Big Guy Tri

I know that I seem like a happy person. Trust me...I'm not.

For what seems like my entire life I have been the happy fat guy. I know that as a kid you don't really have that kind of identity, but if you could than I would have. It really came to a head when I was in college and working at Roger Bacon at the time. I felt totally hopeless. I didn't want to leave our apartment, I was addicting to pornography, I was a binge eater, and I had irrational thoughts.

The anxiety was dibilitating. At one point, I was watching the movie The Perfect Storm with Amy and I couldn't watch it anymore. I was so anxious about what was going on that I was shaking and couldn't watch the TV anymore. I had my face in my hands, I was rocking back and forth, and I was crying. That was definitely one of my mental rock-bottoms.

I went to my doctor and talked to him about my symptoms. He didn't hesitate to recommend that I take Celexa. Celexa (or citalopram) is an SSRI, or a  selective serotonin reuptake inhibitor. They work by increasing the amount of serotonin, a natural substance in the brain that helps maintain mental balance. It worked very well. Over the years I tried several more anti-depressants (Wellbutrin, Cymbalta), but Celexa has always worked best for me.

I sought treatment through therapy, as well. I was blessed to find a great psychologist on my first try and she helped me immensly. Being able to slowly and methodically work through my problems and my past was key to my recovery. I also put together lots of coping skills that I continue to use today.

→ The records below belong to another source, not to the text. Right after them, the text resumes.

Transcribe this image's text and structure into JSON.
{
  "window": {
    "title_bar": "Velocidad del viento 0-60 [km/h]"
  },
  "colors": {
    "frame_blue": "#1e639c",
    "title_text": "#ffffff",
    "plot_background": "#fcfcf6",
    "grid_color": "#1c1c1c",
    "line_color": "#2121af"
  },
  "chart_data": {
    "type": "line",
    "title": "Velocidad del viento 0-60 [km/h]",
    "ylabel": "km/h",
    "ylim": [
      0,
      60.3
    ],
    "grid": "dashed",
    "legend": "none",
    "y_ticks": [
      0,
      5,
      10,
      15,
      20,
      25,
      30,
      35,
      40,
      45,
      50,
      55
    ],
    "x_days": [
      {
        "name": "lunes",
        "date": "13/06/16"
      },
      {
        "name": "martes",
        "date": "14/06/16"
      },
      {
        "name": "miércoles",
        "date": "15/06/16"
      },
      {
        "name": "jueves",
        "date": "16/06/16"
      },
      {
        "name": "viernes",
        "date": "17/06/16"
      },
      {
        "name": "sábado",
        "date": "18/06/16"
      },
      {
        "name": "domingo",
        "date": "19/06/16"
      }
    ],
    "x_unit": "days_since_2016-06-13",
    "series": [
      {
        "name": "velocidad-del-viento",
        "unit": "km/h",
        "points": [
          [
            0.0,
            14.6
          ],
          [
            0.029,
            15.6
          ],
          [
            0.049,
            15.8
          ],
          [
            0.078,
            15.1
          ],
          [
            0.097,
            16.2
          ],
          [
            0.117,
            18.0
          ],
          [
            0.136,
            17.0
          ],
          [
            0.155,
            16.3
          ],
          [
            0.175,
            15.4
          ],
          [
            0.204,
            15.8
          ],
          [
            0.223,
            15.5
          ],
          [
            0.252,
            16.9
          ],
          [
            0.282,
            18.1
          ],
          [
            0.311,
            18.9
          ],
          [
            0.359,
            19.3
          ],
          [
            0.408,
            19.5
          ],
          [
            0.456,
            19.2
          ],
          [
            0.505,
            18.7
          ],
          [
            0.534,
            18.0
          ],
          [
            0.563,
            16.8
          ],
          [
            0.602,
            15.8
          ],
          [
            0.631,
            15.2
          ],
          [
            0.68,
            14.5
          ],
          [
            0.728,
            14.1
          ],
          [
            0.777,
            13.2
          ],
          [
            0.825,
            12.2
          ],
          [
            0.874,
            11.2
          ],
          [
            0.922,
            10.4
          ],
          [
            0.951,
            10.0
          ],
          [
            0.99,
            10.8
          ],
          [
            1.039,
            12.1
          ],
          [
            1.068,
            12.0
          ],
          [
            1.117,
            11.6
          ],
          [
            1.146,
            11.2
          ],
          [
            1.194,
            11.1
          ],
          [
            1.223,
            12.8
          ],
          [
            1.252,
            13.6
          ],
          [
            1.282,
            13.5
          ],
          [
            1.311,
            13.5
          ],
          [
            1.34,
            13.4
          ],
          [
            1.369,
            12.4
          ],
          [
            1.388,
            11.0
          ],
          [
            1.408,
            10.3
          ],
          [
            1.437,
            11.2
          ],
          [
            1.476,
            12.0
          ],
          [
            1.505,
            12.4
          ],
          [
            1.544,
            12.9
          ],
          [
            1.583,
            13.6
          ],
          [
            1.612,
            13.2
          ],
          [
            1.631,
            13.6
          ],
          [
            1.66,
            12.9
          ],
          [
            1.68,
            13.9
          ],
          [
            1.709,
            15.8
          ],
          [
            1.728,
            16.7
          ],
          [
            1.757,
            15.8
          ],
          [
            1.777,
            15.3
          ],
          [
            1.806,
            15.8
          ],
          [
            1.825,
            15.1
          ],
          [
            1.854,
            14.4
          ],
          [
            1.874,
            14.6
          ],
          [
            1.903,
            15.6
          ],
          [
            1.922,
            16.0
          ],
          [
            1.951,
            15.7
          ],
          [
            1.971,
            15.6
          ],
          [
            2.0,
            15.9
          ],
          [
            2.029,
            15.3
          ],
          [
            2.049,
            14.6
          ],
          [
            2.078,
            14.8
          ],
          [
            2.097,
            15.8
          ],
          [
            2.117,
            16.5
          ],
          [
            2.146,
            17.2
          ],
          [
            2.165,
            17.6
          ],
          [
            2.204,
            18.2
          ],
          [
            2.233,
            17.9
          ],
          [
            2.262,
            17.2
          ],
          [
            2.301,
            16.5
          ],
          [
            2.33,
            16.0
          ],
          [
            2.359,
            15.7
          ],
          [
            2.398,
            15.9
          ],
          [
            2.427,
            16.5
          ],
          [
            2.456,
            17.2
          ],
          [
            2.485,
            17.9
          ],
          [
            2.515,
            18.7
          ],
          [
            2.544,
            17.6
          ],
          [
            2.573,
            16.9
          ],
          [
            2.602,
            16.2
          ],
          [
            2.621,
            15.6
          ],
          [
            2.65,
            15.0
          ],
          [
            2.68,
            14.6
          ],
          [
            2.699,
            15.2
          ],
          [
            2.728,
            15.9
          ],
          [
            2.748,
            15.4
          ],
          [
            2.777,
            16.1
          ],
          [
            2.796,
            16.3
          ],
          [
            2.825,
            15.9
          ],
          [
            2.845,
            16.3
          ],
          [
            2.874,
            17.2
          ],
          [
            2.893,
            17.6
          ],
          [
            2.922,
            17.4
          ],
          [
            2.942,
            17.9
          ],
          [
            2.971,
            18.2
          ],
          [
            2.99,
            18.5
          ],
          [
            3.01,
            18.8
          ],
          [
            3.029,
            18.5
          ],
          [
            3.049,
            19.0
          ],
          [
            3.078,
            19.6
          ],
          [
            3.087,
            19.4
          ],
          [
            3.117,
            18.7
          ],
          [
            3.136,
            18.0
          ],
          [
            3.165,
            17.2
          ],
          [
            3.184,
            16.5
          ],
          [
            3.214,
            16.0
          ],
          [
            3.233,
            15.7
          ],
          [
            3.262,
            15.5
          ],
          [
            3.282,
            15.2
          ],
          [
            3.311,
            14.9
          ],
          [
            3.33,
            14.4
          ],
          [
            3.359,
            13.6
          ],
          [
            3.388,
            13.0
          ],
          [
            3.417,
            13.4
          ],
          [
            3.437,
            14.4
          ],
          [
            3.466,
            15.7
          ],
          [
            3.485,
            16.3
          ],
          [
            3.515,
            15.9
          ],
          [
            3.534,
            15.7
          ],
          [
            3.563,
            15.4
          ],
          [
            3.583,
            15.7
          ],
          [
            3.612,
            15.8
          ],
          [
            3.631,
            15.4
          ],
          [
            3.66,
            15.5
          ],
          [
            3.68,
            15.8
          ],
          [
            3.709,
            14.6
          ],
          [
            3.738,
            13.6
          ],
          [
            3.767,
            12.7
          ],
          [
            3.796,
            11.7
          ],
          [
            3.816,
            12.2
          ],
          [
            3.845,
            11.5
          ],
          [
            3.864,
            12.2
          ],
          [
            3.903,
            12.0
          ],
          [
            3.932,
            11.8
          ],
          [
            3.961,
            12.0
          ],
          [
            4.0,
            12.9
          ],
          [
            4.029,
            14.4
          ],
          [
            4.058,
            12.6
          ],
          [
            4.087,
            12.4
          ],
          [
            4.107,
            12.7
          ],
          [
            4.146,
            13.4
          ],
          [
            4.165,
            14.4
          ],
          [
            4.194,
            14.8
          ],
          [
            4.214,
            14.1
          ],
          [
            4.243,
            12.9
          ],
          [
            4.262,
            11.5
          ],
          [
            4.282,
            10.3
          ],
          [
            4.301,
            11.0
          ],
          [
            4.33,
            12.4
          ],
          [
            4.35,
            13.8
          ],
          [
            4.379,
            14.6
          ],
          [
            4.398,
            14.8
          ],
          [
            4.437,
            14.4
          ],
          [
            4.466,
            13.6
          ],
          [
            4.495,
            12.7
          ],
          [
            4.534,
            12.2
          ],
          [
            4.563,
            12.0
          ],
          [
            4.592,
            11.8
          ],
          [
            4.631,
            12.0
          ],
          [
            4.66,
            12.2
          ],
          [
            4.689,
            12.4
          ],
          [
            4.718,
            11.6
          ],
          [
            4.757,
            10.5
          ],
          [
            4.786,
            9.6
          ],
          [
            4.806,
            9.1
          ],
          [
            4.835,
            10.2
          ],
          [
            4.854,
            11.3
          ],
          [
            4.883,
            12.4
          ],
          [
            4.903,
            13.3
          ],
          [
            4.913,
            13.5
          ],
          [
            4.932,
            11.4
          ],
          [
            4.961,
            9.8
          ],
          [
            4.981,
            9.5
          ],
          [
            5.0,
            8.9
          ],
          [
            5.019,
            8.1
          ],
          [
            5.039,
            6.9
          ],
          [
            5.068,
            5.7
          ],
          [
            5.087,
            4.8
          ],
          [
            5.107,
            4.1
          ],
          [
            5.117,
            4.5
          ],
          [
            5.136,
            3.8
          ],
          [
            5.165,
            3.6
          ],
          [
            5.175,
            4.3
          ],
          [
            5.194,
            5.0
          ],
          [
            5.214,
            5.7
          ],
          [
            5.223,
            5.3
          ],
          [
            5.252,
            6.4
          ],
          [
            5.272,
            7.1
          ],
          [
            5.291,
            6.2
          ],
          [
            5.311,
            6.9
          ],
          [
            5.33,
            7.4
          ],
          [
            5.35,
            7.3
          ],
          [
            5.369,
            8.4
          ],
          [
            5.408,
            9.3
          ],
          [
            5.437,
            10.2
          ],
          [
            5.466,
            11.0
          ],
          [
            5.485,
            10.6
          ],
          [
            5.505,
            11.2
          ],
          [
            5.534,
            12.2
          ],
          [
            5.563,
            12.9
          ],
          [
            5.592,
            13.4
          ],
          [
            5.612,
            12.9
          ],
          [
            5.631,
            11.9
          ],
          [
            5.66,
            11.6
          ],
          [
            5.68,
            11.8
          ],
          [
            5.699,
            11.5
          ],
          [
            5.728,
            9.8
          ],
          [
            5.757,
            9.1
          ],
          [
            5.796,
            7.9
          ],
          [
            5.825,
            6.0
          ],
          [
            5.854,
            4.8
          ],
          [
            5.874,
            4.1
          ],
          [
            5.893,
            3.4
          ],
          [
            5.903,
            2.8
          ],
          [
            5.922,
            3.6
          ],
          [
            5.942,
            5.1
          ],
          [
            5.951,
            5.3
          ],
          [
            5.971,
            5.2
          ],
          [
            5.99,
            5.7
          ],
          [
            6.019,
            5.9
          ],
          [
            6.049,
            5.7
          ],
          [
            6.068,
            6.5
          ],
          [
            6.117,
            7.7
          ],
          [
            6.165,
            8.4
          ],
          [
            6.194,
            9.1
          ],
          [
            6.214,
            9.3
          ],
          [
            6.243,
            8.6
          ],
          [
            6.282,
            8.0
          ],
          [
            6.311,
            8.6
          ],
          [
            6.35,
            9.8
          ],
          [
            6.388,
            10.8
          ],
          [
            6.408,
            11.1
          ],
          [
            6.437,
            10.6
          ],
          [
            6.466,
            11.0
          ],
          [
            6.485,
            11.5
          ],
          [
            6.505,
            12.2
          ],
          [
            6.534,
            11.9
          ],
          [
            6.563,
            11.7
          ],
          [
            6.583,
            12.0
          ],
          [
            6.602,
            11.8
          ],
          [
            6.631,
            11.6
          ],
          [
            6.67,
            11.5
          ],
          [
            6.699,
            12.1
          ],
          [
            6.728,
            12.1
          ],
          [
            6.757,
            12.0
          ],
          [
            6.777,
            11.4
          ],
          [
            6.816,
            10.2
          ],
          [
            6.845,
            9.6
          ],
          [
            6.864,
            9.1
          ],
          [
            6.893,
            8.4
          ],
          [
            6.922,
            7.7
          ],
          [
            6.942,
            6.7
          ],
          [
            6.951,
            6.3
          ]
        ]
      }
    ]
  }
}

Like many people suffering from depression, I began to feel that I could handle it on my own without medicine. I was slowly weened off of the Celexa. Things went well for a little while, but eventually, I slowly began to have some of the symptoms again:
 -extreme irritability
 -short fuse with loud, angry outbursts
 -incredibly anxiety
 -difficulty concentrating
 -social withdrawl
 -staying up late at night to be by myself

The last straw came in May of 2009. Amy, Sam, and I took a vacation to Great Smoky Mountain National Park to celebrate Mother's Day and my 30th birthday. I was very out of shape, but I love hiking in the park. So, we decided to do the extremely crowded Laurel Falls hike. On the way up, my then three-year-old son Sam just couldn't make it all the way to the top by himself. So, I put him up on my shoulders and we hiked to the top.

The problem started on the way down. It was Amy's turn to help Sam, and she either carried him, held his hand, or put him on her shoulders. I could NOT be behind them. I was so anxious about him falling that I couldn't handle it. I freaked out. I yelled at Amy, Sam, and probably every person along the trail.

In the car on the way back to the campground, Amy asked me if I had considered going back onto my antidepressant. I believe that I said, "I have now." As soon as we got back to Cincinnati, I went to my doctor. I've been on it ever since.

To me, this was the first step on my road to turning around my lifestyle.